2005年7月5日火曜日

〇絵師の問い(2005年07月05日)

 〇絵師の問い(2005年07月05日) 


 「チェルノブイリを前に、画家は何をしたらいいのだろうか」

 旧ソ連のチェルノブイリ原発事故から6年後の1992年2月、零下20度のベラルーシ(白ロシア)の村チェチェルスクを訪れた貝原浩さんは、そう自らに問いかけた。そこは、爆発によって巻き上げられた放射能が強い風によってまき散らされ、死の灰が集中的に降ってきたところだ。
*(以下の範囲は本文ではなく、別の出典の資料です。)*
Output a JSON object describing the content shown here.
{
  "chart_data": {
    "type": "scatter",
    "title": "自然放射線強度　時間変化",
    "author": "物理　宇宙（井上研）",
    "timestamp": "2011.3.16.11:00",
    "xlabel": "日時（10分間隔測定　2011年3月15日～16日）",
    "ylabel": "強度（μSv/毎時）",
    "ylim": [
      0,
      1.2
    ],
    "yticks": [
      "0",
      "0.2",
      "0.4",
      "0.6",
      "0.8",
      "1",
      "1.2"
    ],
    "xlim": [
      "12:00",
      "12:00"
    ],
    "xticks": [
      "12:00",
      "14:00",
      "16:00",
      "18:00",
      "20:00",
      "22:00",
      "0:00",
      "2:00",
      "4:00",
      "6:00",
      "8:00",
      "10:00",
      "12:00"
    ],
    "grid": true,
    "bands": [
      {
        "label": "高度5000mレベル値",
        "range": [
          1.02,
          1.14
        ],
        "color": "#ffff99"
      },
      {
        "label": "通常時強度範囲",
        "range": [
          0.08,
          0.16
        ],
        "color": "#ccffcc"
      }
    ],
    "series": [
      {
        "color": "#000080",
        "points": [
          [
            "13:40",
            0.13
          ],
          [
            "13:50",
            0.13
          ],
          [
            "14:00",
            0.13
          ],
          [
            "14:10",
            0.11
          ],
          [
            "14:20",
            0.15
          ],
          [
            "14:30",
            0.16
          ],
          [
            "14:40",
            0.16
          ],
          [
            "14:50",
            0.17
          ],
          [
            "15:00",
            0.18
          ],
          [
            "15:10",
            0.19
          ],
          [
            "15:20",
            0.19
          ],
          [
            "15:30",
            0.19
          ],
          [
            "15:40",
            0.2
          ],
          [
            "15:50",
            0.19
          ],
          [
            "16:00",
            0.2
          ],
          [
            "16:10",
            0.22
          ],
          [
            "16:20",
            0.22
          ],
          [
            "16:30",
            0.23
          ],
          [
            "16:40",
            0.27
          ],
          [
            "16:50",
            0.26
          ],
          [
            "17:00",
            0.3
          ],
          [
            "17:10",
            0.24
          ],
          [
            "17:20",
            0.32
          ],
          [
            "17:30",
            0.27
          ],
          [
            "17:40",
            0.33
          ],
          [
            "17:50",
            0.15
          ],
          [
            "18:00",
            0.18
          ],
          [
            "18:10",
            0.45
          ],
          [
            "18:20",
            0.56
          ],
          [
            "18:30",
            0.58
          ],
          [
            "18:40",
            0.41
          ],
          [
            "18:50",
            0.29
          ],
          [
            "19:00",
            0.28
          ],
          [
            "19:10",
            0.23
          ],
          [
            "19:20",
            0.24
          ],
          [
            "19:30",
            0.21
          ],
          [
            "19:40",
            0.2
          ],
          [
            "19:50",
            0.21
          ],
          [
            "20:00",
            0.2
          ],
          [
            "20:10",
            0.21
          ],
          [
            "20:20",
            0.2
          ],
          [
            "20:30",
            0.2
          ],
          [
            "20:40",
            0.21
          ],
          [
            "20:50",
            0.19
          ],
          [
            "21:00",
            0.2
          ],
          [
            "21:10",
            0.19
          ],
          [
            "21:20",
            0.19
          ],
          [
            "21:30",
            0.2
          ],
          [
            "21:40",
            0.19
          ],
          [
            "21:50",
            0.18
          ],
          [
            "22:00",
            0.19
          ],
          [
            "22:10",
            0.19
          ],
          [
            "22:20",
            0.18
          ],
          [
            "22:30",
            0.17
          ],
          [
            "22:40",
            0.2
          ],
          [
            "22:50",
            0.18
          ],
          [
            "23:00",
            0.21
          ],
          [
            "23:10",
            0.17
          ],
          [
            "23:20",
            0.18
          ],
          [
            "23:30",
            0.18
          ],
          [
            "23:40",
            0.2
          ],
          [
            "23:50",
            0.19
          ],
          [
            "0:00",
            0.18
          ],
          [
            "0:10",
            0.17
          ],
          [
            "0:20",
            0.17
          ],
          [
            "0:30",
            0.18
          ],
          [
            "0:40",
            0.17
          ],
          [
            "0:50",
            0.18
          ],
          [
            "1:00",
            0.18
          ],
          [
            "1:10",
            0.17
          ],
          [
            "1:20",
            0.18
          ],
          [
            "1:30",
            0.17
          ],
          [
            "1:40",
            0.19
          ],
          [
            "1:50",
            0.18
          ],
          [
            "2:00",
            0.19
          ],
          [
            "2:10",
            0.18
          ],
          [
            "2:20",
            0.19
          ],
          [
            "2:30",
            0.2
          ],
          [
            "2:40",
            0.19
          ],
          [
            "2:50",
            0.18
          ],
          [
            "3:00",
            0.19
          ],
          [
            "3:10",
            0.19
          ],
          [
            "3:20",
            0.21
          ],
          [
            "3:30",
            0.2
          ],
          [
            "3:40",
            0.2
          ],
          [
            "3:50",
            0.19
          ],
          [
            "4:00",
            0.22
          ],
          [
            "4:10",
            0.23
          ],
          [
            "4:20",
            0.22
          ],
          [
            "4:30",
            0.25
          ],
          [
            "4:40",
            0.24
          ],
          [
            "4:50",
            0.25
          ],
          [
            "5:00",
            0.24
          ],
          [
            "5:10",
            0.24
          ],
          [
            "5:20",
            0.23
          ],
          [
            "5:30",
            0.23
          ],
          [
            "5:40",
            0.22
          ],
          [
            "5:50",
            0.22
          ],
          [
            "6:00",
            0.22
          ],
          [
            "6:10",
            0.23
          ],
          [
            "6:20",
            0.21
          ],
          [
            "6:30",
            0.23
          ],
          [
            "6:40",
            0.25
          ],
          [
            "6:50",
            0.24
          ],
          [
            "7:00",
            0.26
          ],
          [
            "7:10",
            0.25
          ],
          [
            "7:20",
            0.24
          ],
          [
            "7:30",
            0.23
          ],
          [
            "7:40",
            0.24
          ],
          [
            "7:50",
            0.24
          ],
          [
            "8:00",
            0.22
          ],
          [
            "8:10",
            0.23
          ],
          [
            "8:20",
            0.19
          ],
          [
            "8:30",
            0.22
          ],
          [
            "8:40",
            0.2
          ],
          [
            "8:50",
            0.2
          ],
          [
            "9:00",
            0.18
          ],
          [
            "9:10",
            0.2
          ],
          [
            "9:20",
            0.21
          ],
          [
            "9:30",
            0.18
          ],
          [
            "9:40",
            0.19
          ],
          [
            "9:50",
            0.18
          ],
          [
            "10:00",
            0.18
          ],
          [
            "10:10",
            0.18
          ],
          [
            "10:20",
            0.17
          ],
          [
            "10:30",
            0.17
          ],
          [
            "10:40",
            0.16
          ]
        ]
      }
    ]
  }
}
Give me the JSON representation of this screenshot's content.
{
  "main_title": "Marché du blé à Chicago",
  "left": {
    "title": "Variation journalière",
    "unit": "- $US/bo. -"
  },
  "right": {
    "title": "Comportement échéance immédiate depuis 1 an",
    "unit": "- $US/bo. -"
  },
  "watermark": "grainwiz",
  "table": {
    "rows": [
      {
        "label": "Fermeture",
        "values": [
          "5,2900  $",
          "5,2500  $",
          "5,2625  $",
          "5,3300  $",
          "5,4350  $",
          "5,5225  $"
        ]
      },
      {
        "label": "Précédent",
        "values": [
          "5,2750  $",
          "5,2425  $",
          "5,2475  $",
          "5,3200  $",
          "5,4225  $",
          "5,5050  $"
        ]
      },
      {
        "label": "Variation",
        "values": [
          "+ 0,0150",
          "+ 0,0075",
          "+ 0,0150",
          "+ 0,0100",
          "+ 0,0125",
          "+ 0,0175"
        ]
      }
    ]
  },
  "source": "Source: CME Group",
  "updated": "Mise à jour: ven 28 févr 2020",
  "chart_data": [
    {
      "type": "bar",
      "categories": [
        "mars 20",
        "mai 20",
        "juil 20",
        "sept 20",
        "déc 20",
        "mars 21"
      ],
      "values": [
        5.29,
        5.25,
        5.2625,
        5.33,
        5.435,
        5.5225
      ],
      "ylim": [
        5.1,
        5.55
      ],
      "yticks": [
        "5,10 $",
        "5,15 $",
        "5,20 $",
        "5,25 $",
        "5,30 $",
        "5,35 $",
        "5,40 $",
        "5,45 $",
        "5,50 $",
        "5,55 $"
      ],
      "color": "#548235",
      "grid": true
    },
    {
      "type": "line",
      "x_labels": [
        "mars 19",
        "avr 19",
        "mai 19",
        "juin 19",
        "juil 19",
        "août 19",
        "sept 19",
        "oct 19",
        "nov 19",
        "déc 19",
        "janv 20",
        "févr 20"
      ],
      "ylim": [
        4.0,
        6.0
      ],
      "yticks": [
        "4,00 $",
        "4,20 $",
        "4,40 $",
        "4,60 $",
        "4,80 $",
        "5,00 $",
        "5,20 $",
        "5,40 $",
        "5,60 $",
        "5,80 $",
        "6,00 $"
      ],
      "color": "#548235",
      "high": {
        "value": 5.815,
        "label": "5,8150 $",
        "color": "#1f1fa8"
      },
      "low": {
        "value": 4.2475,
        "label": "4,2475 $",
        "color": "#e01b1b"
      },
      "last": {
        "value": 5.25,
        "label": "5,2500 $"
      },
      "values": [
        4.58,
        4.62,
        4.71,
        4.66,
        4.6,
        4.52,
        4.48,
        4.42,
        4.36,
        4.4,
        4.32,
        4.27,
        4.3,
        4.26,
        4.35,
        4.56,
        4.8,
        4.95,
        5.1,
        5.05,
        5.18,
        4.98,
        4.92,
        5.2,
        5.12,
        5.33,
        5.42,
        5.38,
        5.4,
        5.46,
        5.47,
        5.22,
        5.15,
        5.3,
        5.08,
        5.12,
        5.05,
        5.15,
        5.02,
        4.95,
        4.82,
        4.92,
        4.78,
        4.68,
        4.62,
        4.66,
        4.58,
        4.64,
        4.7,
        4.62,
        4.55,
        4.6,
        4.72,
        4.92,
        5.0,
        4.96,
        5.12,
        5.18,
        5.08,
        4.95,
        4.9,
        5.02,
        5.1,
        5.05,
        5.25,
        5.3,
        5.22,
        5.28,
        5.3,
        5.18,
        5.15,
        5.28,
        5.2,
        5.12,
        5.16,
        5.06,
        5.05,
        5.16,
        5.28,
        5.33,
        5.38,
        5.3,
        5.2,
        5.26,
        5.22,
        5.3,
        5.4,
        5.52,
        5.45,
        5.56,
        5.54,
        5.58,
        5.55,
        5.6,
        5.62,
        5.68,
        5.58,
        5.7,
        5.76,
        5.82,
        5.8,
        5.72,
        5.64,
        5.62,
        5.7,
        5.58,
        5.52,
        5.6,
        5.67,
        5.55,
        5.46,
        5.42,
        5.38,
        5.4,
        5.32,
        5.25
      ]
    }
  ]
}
 高度に汚染された土地に住み続ける人々。何も知らないで命を奪われる子供たち。美しい自然の中でつつましく、たくましく生きる姿を描き、画文集「風しもの村から」(平原社)を出した。

 その貝原さんが先月30日、がんで他界した。57歳だった。「画家というよりも絵師」と称し、庶民的な目線で社会的なテーマに挑んできた。死の10日前には「小泉首相と靖国問題を描きたい」と病床に画材を持ち込んだそうだ。

 東京芸術大の相撲部のとき、学生横綱だった輪島と対戦したことなどを照れくさそうに語っていた顔が懐かしい。残された絵を見る度に、私もまた「何ができるのか」と自問させられる。